Serão oradores nesta tertúlia as investigadoras Marília Rosado Carrilho (Universidade de Évora) e Maria Luísa Francisco (Universidade Nova de Lisboa) bem como o historiador Paulo Falcão Tavares (Universidade de Évora).
Maria de Lourdes Ruivo da Silva Pintasilgo, nascida a 18 de janeiro de 1930 na cidade de Abrantes, veio a falecer a 10 de julho de 2004, em Lisboa, para onde se mudou aos 12 anos de idade. Engenheira e política portuguesa, foi a primeira mulher – e a única, até ao momento –, a assumir o cargo de primeira-ministra em Portugal, tendo liderado o V Governo Constitucional da República Portuguesa.
Formou-se em Engenharia Química no Instituto Superior Técnico, e fazia parte do grupo de quatro alunas numa turma de 250 alunos. Esteve associada ao movimento religioso Graal, de mulheres cristãs, e representou Portugal na Organização das Nações Unidas

Foi Secretária de Estado da Segurança Social do Primeiro Governo Provisório e veio a exercer o cargo de primeira-ministra, corria o ano de 1979, após ter aceitado o convite do então Presidente da República, António Ramalho Eanes.
Também chegou a ser candidata à Presidência da República em 1986, foi deputada do Parlamento Europeu a convite do Partido Socialista, tendo fundado o Movimento para o Aprofundamento da Democracia (MAD) nos anos 80. Foi igualmente Ministra dos Assuntos Sociais e Embaixadora de Portugal na Unesco.

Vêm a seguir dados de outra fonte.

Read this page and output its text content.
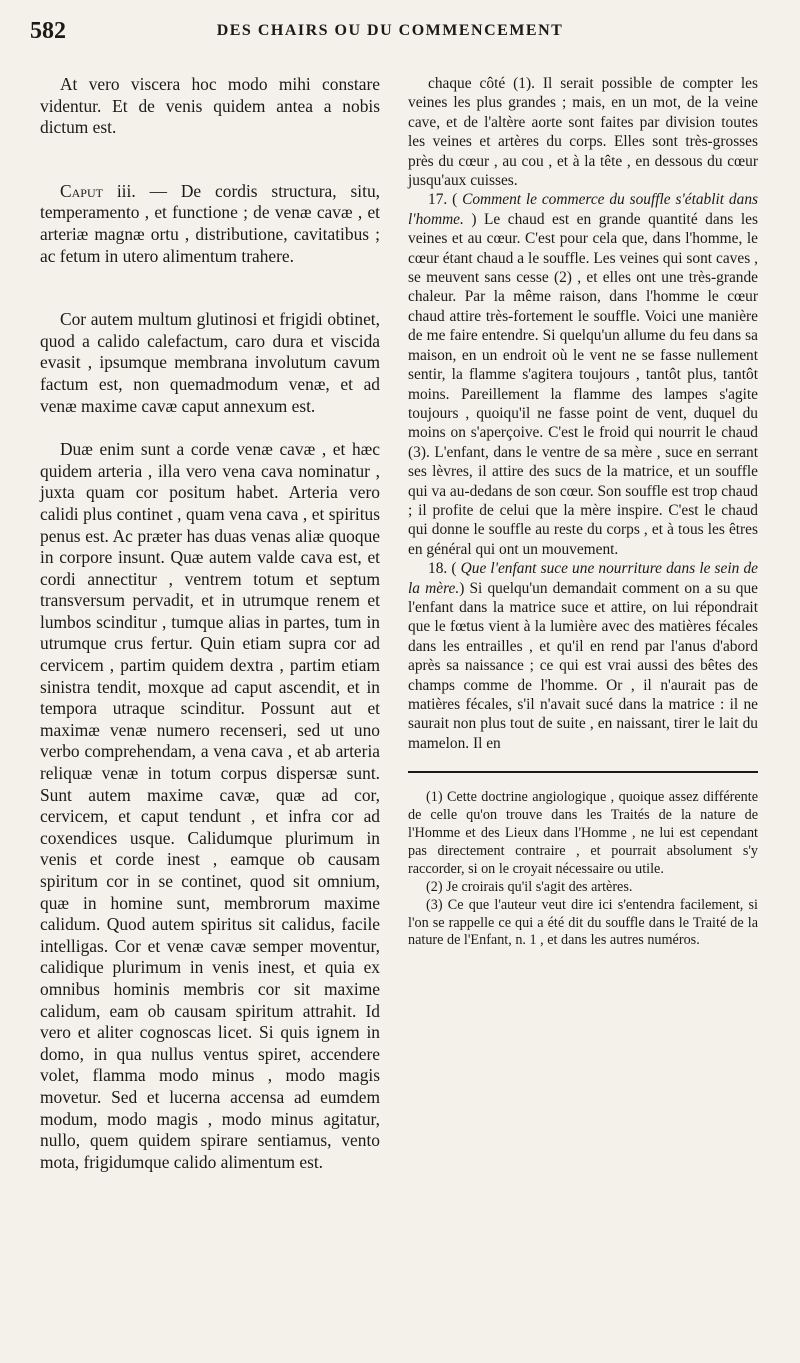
582	DES CHAIRS OU DU COMMENCEMENT

At vero viscera hoc modo mihi constare videntur. Et de venis quidem antea a nobis dictum est.

Caput iii. — De cordis structura, situ, temperamento , et functione ; de venæ cavæ , et arteriæ magnæ ortu , distributione, cavitatibus ; ac fetum in utero alimentum trahere.

Cor autem multum glutinosi et frigidi obtinet, quod a calido calefactum, caro dura et viscida evasit , ipsumque membrana involutum cavum factum est, non quemadmodum venæ, et ad venæ maxime cavæ caput annexum est.

Duæ enim sunt a corde venæ cavæ , et hæc quidem arteria , illa vero vena cava nominatur , juxta quam cor positum habet. Arteria vero calidi plus continet , quam vena cava , et spiritus penus est. Ac præter has duas venas aliæ quoque in corpore insunt. Quæ autem valde cava est, et cordi annectitur , ventrem totum et septum transversum pervadit, et in utrumque renem et lumbos scinditur , tumque alias in partes, tum in utrumque crus fertur. Quin etiam supra cor ad cervicem , partim quidem dextra , partim etiam sinistra tendit, moxque ad caput ascendit, et in tempora utraque scinditur. Possunt aut et maximæ venæ numero recenseri, sed ut uno verbo comprehendam, a vena cava , et ab arteria reliquæ venæ in totum corpus dispersæ sunt. Sunt autem maxime cavæ, quæ ad cor, cervicem, et caput tendunt , et infra cor ad coxendices usque. Calidumque plurimum in venis et corde inest , eamque ob causam spiritum cor in se continet, quod sit omnium, quæ in homine sunt, membrorum maxime calidum. Quod autem spiritus sit calidus, facile intelligas. Cor et venæ cavæ semper moventur, calidique plurimum in venis inest, et quia ex omnibus hominis membris cor sit maxime calidum, eam ob causam spiritum attrahit. Id vero et aliter cognoscas licet. Si quis ignem in domo, in qua nullus ventus spiret, accendere volet, flamma modo minus , modo magis movetur. Sed et lucerna accensa ad eumdem modum, modo magis , modo minus agitatur, nullo, quem quidem spirare sentiamus, vento mota, frigidumque calido alimentum est.

chaque côté (1). Il serait possible de compter les veines les plus grandes ; mais, en un mot, de la veine cave, et de l'altère aorte sont faites par division toutes les veines et artères du corps. Elles sont très-grosses près du cœur , au cou , et à la tête , en dessous du cœur jusqu'aux cuisses.

17. ( Comment le commerce du souffle s'établit dans l'homme. ) Le chaud est en grande quantité dans les veines et au cœur. C'est pour cela que, dans l'homme, le cœur étant chaud a le souffle. Les veines qui sont caves , se meuvent sans cesse (2) , et elles ont une très-grande chaleur. Par la même raison, dans l'homme le cœur chaud attire très-fortement le souffle. Voici une manière de me faire entendre. Si quelqu'un allume du feu dans sa maison, en un endroit où le vent ne se fasse nullement sentir, la flamme s'agitera toujours , tantôt plus, tantôt moins. Pareillement la flamme des lampes s'agite toujours , quoiqu'il ne fasse point de vent, duquel du moins on s'aperçoive. C'est le froid qui nourrit le chaud (3). L'enfant, dans le ventre de sa mère , suce en serrant ses lèvres, il attire des sucs de la matrice, et un souffle qui va au-dedans de son cœur. Son souffle est trop chaud ; il profite de celui que la mère inspire. C'est le chaud qui donne le souffle au reste du corps , et à tous les êtres en général qui ont un mouvement.

18. ( Que l'enfant suce une nourriture dans le sein de la mère.) Si quelqu'un demandait comment on a su que l'enfant dans la matrice suce et attire, on lui répondrait que le fœtus vient à la lumière avec des matières fécales dans les entrailles , et qu'il en rend par l'anus d'abord après sa naissance ; ce qui est vrai aussi des bêtes des champs comme de l'homme. Or , il n'aurait pas de matières fécales, s'il n'avait sucé dans la matrice : il ne saurait non plus tout de suite , en naissant, tirer le lait du mamelon. Il en

(1) Cette doctrine angiologique , quoique assez différente de celle qu'on trouve dans les Traités de la nature de l'Homme et des Lieux dans l'Homme , ne lui est cependant pas directement contraire , et pourrait absolument s'y raccorder, si on le croyait nécessaire ou utile.

(2) Je croirais qu'il s'agit des artères.

(3) Ce que l'auteur veut dire ici s'entendra facilement, si l'on se rappelle ce qui a été dit du souffle dans le Traité de la nature de l'Enfant, n. 1 , et dans les autres numéros.
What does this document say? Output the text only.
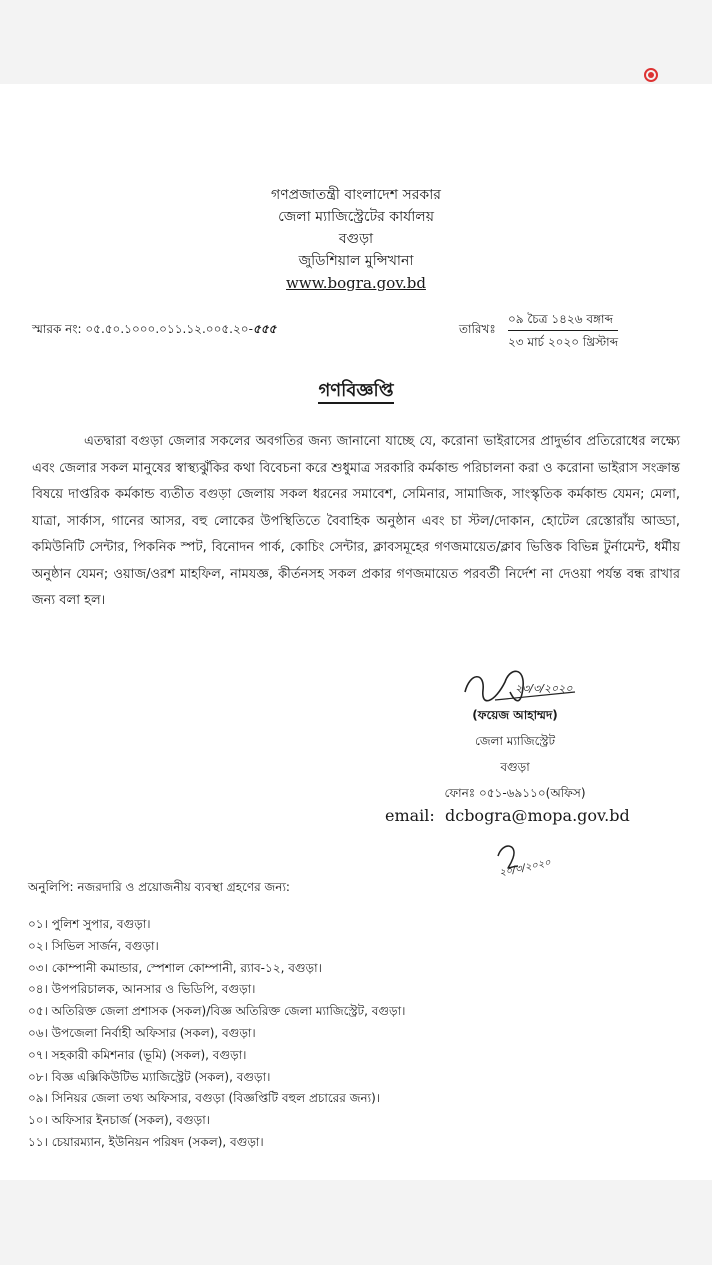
গণপ্রজাতন্ত্রী বাংলাদেশ সরকার
জেলা ম্যাজিস্ট্রেটের কার্যালয়
বগুড়া
জুডিশিয়াল মুন্সিখানা
www.bogra.gov.bd
স্মারক নং: ০৫.৫০.১০০০.০১১.১২.০০৫.২০-৫৫৫	তারিখঃ
০৯ চৈত্র ১৪২৬ বঙ্গাব্দ
২৩ মার্চ ২০২০ খ্রিস্টাব্দ
গণবিজ্ঞপ্তি
এতদ্বারা বগুড়া জেলার সকলের অবগতির জন্য জানানো যাচ্ছে যে, করোনা ভাইরাসের প্রাদুর্ভাব প্রতিরোধের লক্ষ্যে এবং জেলার সকল মানুষের স্বাস্থ্যঝুঁকির কথা বিবেচনা করে শুধুমাত্র সরকারি কর্মকান্ড পরিচালনা করা ও করোনা ভাইরাস সংক্রান্ত বিষয়ে দাপ্তরিক কর্মকান্ড ব্যতীত বগুড়া জেলায় সকল ধরনের সমাবেশ, সেমিনার, সামাজিক, সাংস্কৃতিক কর্মকান্ড যেমন; মেলা, যাত্রা, সার্কাস, গানের আসর, বহু লোকের উপস্থিতিতে বৈবাহিক অনুষ্ঠান এবং চা স্টল/দোকান, হোটেল রেস্তোরাঁয় আড্ডা, কমিউনিটি সেন্টার, পিকনিক স্পট, বিনোদন পার্ক, কোচিং সেন্টার, ক্লাবসমূহের গণজমায়েত/ক্লাব ভিত্তিক বিভিন্ন টুর্নামেন্ট, ধর্মীয় অনুষ্ঠান যেমন; ওয়াজ/ওরশ মাহফিল, নামযজ্ঞ, কীর্তনসহ সকল প্রকার গণজমায়েত পরবর্তী নির্দেশ না দেওয়া পর্যন্ত বন্ধ রাখার জন্য বলা হল।
২৩/৩/২০২০
(ফয়েজ আহাম্মদ)
জেলা ম্যাজিস্ট্রেট
বগুড়া
ফোনঃ ০৫১-৬৯১১০(অফিস)
email: dcbogra@mopa.gov.bd
২০/৩/২০২০
অনুলিপি: নজরদারি ও প্রয়োজনীয় ব্যবস্থা গ্রহণের জন্য:
০১। পুলিশ সুপার, বগুড়া।
০২। সিভিল সার্জন, বগুড়া।
০৩। কোম্পানী কমান্ডার, স্পেশাল কোম্পানী, র‍্যাব-১২, বগুড়া।
০৪। উপপরিচালক, আনসার ও ভিডিপি, বগুড়া।
০৫। অতিরিক্ত জেলা প্রশাসক (সকল)/বিজ্ঞ অতিরিক্ত জেলা ম্যাজিস্ট্রেট, বগুড়া।
০৬। উপজেলা নির্বাহী অফিসার (সকল), বগুড়া।
০৭। সহকারী কমিশনার (ভূমি) (সকল), বগুড়া।
০৮। বিজ্ঞ এক্সিকিউটিভ ম্যাজিস্ট্রেট (সকল), বগুড়া।
০৯। সিনিয়র জেলা তথ্য অফিসার, বগুড়া (বিজ্ঞপ্তিটি বহুল প্রচারের জন্য)।
১০। অফিসার ইনচার্জ (সকল), বগুড়া।
১১। চেয়ারম্যান, ইউনিয়ন পরিষদ (সকল), বগুড়া।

Manteve-se voz ativa na política institucional,mesmo que sem filiação a nenhum partido, e integrou movimentos católicos nacionais e internacionais. Chegou a presidir, nos anos 90, à Comissão Internacional para a População e Qualidade de Vida e ao “Comité des Sages” da Comissão Europeia.
Com forte sensibilidade para as questões sociais, foi-se envolvendo em diversas organizações internacionais e nacionais, tendo exercido cargos de liderança. Entre as suas causas constavam, por exemplo, a justiça social e a valorização e reconhecimento do papel da mulher e da importância da sua intervenção na sociedade e no exercício da cidadania ativa.
Esteve envolvida na conceção e criação da Fundação Cuidar o Futuro (FCF), inspirada na filosofia da Cultura e Ética do Cuidado, e que assume hoje o legado de Maria de Lourdes Pintasilgo. A missão da fundação está alinhada com o movimento Graal, sendo este um dos projetos a que dedicou grande parte do seu tempo nos últimos anos da sua vida. A fundação tem por intuito promover pontes entre o pensamento e a ação para alcançar melhoria da qualidade de vida e desafiar a capacidade de cuidado da humanidade por si própria e pelo planeta, com uma visão de futuro.